We continued our stroll along the winding prairie paths, lined by elderberry bushes; prairie cup plants (so named because their leaves form cups deep enough to retain plentiful moisture); the tall, brilliantly yellow wingstem, also known as tickseed (Coriopsis); and the dramatically purple ironweed.
When Eric pointed out that a diverse healthy prairie can have hundreds of species, I began to feel like that aforementioned rookie botanist, learning names of just a few obvious and ubiquitous flowers I had photographed many times on other bike rides.
There is, for example, a bewildering array of intensely yellow blooming plants that I always thought were either Brown-eyed Susans or sunflowers. Far from it—they may be gray cone flowers (Rittibida pinnata), false sunflowers (Heliopsis helanthoids), a more delicate version of the yellow wingstem (Coriopsis tripteris), or the compass flower (Silphium laciniatum). But, botany aside, they all look gorgeous and light up a prairie landscape (as well as any humble front yard flower patch).
On my way home, I thought about how lucky we Chicagoans are that, thanks to the fabulous work of the Chicago Park District, parks are no longer just trees, grass, and playgrounds, but that nature is increasingly given a wide berth in our urban environment.

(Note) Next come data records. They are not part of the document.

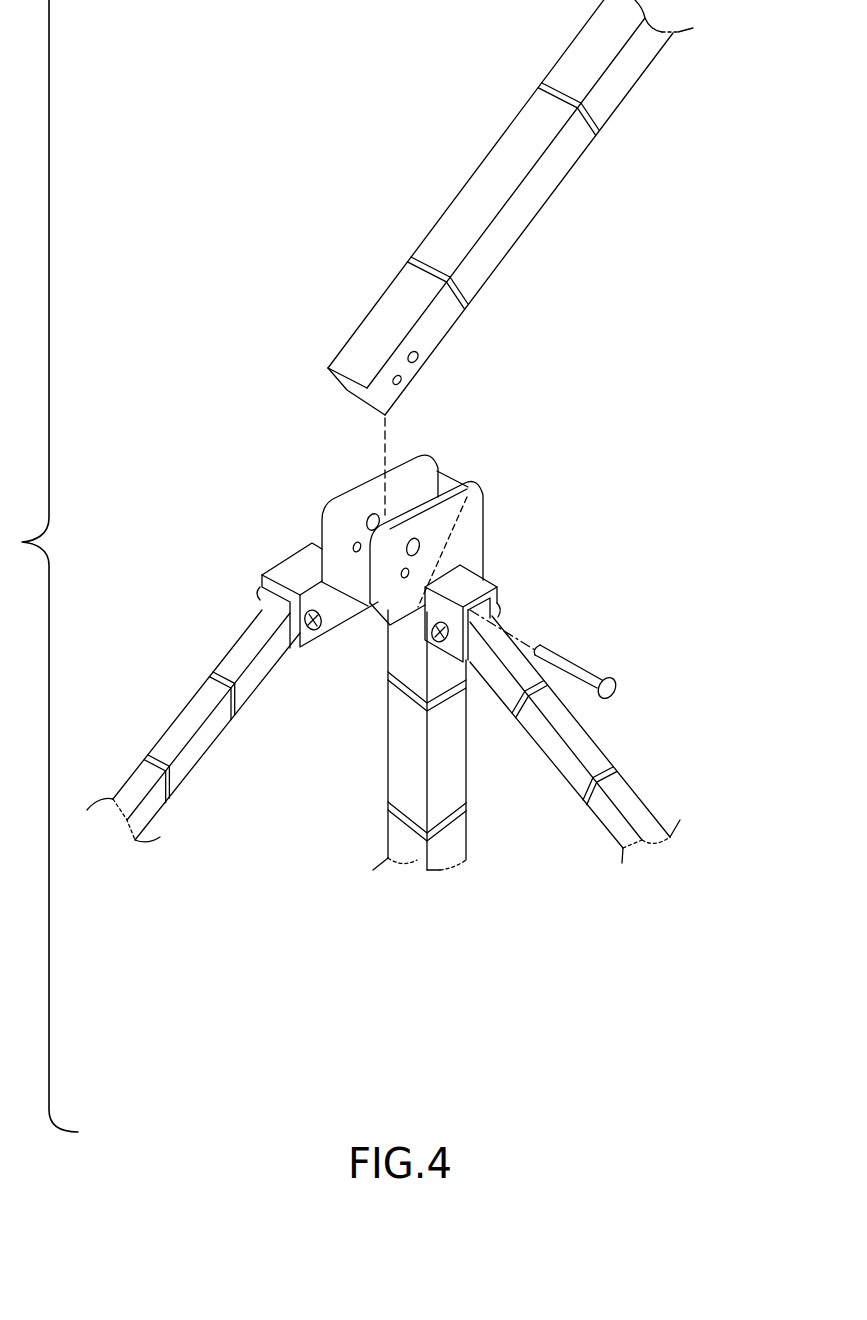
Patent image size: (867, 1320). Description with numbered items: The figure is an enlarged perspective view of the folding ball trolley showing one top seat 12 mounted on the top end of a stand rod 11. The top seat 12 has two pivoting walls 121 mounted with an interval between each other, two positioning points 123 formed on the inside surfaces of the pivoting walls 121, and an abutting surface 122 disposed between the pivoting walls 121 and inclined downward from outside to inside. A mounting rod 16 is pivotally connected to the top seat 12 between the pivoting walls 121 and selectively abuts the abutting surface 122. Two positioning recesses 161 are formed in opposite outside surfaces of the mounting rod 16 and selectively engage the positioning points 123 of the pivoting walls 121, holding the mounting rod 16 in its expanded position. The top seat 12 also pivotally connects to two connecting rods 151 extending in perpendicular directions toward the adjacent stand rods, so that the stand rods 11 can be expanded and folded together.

The stand rod 11 is at (400, 813).
The top seat 12 is at (448, 559).
The pivoting wall 121 is at (381, 511).
The abutting surface 122 is at (437, 492).
The positioning point 123 is at (371, 517).
The connecting rod 151 is at (181, 728).
The mounting rod 16 is at (510, 257).
The positioning recess 161 is at (418, 355).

Eric put it well: “We are trying to read the landscape and figure out what used to be there and what could be there; we are trying to understand the steps to bring this forth.”
Art on the River
Not entirely unrelated to my jaunts across Chicago’s neighborhoods, gardens, and prairies was my viewing adventure of the Floating Museum on the Chicago River. It is a phenomenal collaborative art project that intends to “activate sites of cultural potential throughout Chicago’s neighborhoods.”

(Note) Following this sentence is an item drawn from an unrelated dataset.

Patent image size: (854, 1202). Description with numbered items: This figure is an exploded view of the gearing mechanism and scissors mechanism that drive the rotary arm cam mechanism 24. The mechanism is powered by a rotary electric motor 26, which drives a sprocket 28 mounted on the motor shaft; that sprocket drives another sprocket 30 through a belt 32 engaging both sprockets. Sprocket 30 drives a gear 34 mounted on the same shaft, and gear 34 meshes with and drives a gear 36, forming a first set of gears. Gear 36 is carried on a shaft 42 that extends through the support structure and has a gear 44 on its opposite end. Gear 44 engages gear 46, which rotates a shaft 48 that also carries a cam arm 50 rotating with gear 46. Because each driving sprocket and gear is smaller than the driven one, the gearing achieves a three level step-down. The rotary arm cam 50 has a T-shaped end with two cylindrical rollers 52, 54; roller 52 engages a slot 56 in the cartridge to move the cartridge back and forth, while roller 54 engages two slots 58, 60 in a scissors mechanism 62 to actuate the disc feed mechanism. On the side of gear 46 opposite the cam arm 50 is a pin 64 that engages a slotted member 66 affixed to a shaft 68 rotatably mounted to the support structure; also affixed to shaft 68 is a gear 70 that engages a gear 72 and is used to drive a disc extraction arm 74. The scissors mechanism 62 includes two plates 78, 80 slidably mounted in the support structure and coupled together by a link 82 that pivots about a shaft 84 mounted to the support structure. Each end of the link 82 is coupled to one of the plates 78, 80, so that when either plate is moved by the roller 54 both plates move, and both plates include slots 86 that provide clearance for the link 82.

It is a barge stacked with crates displaying not only a great variety of works from local artists and their diverse cultural backgrounds but also powerful visual symbols of Chicago’s early history.

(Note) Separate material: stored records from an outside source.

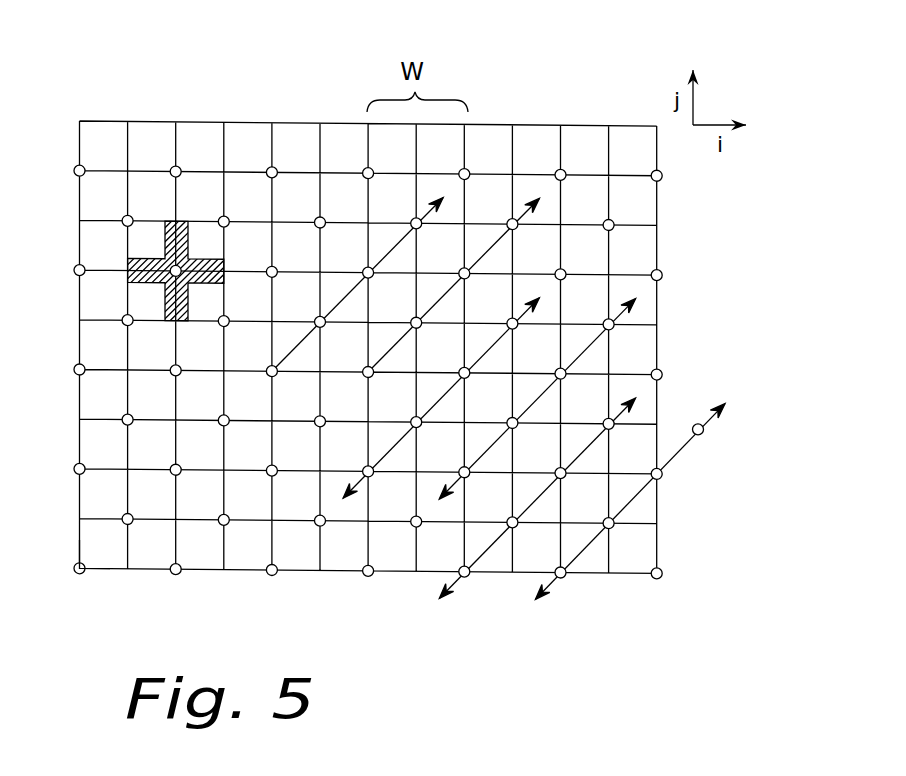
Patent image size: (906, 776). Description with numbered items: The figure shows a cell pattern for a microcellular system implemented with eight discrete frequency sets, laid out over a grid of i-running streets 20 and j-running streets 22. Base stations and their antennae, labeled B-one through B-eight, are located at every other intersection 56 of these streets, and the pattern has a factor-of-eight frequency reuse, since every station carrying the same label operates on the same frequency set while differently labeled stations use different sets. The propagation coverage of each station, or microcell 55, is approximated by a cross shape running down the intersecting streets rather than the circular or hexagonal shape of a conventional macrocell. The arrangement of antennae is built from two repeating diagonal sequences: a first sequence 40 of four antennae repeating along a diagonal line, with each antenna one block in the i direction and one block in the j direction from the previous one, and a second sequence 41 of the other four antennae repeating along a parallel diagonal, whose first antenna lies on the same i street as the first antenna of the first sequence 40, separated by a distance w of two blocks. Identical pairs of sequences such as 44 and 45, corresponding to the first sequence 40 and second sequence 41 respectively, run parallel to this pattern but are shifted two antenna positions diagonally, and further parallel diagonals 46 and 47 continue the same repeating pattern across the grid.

The i-running streets 20 is at (619, 188).
The j-running streets 22 is at (608, 586).
The first sequence 40 is at (337, 508).
The second sequence 41 is at (434, 512).
The identical sequence 44 is at (432, 199).
The identical sequence 45 is at (526, 199).
The diagonal scan line 46 is at (638, 406).
The diagonal scan line 47 is at (728, 395).
The microcells 55 is at (180, 212).
The intersection 56 is at (88, 585).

Jeremiah Hulsebos-Spofford, a prominent visual artist and one of the four co-directors and important contributor to this project, created the stunning recumbent head ofJean Baptiste Point du Sable at the bow of the barge made an informal, informative, and most entertaining presentation at water’s edge.
He spoke eloquently about the vision and symbolism of the Floating Museum, the River Assembly, the river as a connecting and transporting agent throughout Chicago. The barge was moored at SkyArts in Southeast Chicago: 3026 East 91st Street at 2751 South Eleanor Street, Pilsen, Bridgeport’s Bubbly Creek, before it came to the River Walk theatre, emphasizing the “move a across neighborhood boundaries” and the dramatic history of the South Branch of the Chicago River.
What a delight the river has become since those days of yore! The merry to-and-fro of many colorful vessels, the busy water taxis, the nimble kayaks parading on the Main Stem is a visual delight, inspiring and invigorating—as is the vibrant elegance of the Riverwalk complex that spans from Franklin Street to Lake Shore Drive.
Jeremiah’s jocular remark that he hopes the barge, one day, will transport the Chicago Symphony Orchestra up and down the river, expresses beautifully a sense of integration and renewal. It also relates to the red thread of my wanderings, whether it be the creation of a garden on a one-time parking lot, the planting of a prairie on the grounds of a disbanded military installation, or a barge transporting art and culture on a once egregiously polluted river.